Veterinarians have used alpha-2 adrenergic agonists (xylazine, detomidine, medetomidine) for many years for regional analgesia, but experience with these agents in humans dates back only 3 decades. In 1984, Tamsen and Gordh, after testing for neurotoxicity in animals, injected a parenteral preparation of the alpha-2 adrenergic agonist clonidine epidurally in 2 patients with chronic pain.4 Since then, a complete toxicologic assessment has suggested that clonidine is safe for intraspinal use.5-20
Most of the investigations studying the analgesic effect of alpha-2 adrenoceptor agonists postoperation included previous or concomitant administration of other analgesic drugs such as local anesthetics or opioids. Because clonidine has been shown to potentiate the analgesic effect of these drugs, the importance of its own intrinsic analgesic effect has remained difficult to establish.21 Two studies reported the efficacy of intrathecal clonidine as a sole analgesic agent and showed complete and long-lasting analgesia after a single intrathecal injection of clonidine in women recovering from cesarean deliveries performed without perioperative administration of additional analgesics.22,23
Our study compared the analgesic effect of defined-dose epidural clonidine as a sole epidural analgesic agent vs the more commonly used drug bupivacaine during and after lower abdominal surgery. We also compared the 2 groups with regard to hemodynamic changes, effects on respiratory function, sedative effects, and side effects.
METHODS
Study Design
This randomized, double-blind, prospective clinical trial enrolled 40 patients presenting for elective lower abdominal surgery at a tertiary care university hospital. The study was approved by the institutional review board. Sixty-two patients who fulfilled the inclusion criteria were approached. Forty-six patients agreed to participate. Six patients were excluded because of concomitant beta blocker therapy (3 patients), abnormal coagulation profile (2 patients), and cardiac conduction defect (1 patient) (Figure). After providing informed consent, patients were randomly divided into 2 groups of 20 patients each. Randomization was done using sealed and shuffled envelopes with treatment allocations inside. Each envelope was opened by an investigator just before surgery to learn the group assignment and to order the infusion. All patients were treated strictly as randomly assigned.
Outcomes
The primary outcome was the comparison of pain control between groups. Secondary outcomes were the comparisons of hemodynamic changes, effects on respiratory function, sedative effects, and side effects between the two groups.
Participants
All patients were 18-50 years of age, American Society of Anesthesiologists (ASA) physical status category 1 or 2, and scheduled for elective lower abdominal surgery (ie, oblique inguinal hernia, femoral hernia, lower abdominal incisional hernia repairs, and abdominal hysterectomy) at a tertiary care university hospital in Cairo, Egypt.

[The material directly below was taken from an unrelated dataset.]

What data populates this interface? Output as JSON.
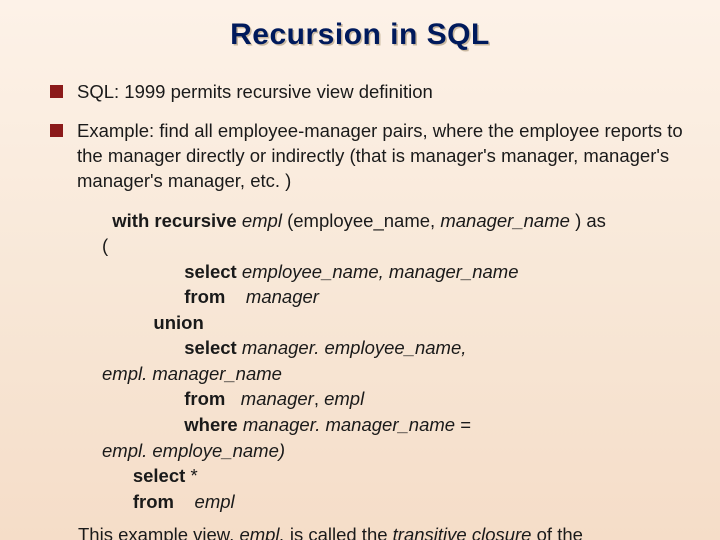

Exclusion criteria were any history of allergy to the drugs used in the study, abnormal coagulation profiles, abnormal hepatic or renal function, chronic pain, cardiac conduction defects, or use of beta blocker therapy.
Blinding
All patients were blinded to the treatments used. Physicians who took care of the patients intraoperatively and postoperatively, including investigators who collected the postoperative outcomes of interest, were blinded to the treatments used. In addition, the biostatistician who performed the statistical analysis was blinded. Groups were labeled as Group I (patients who received epidural clonidine) and Group II (patients who received epidural bupivacaine). All previously mentioned participants were unaware of the treatment assigned to Group I as well as Group II.
Preoperative
All patients received intravenous (IV) premedication with midazolam 0.05 mg/kg 30 minutes before induction.
Intraoperative
Monitors were applied after establishing an IV line and infusing 1 L of crystalloid solution; in the operating room, an epidural catheter was inserted in all patients at the L2-L3 vertebral interspace. Level identification was done using anatomic landmarks with the line across the highest points of the iliac crests (Tuffier's line) used to identify the L4 vertebral body or the L4-L5 interspace. The epidural space was identified using the midline approach with loss of resistance to air. An epidural catheter was then inserted 4 cm past the needle tip.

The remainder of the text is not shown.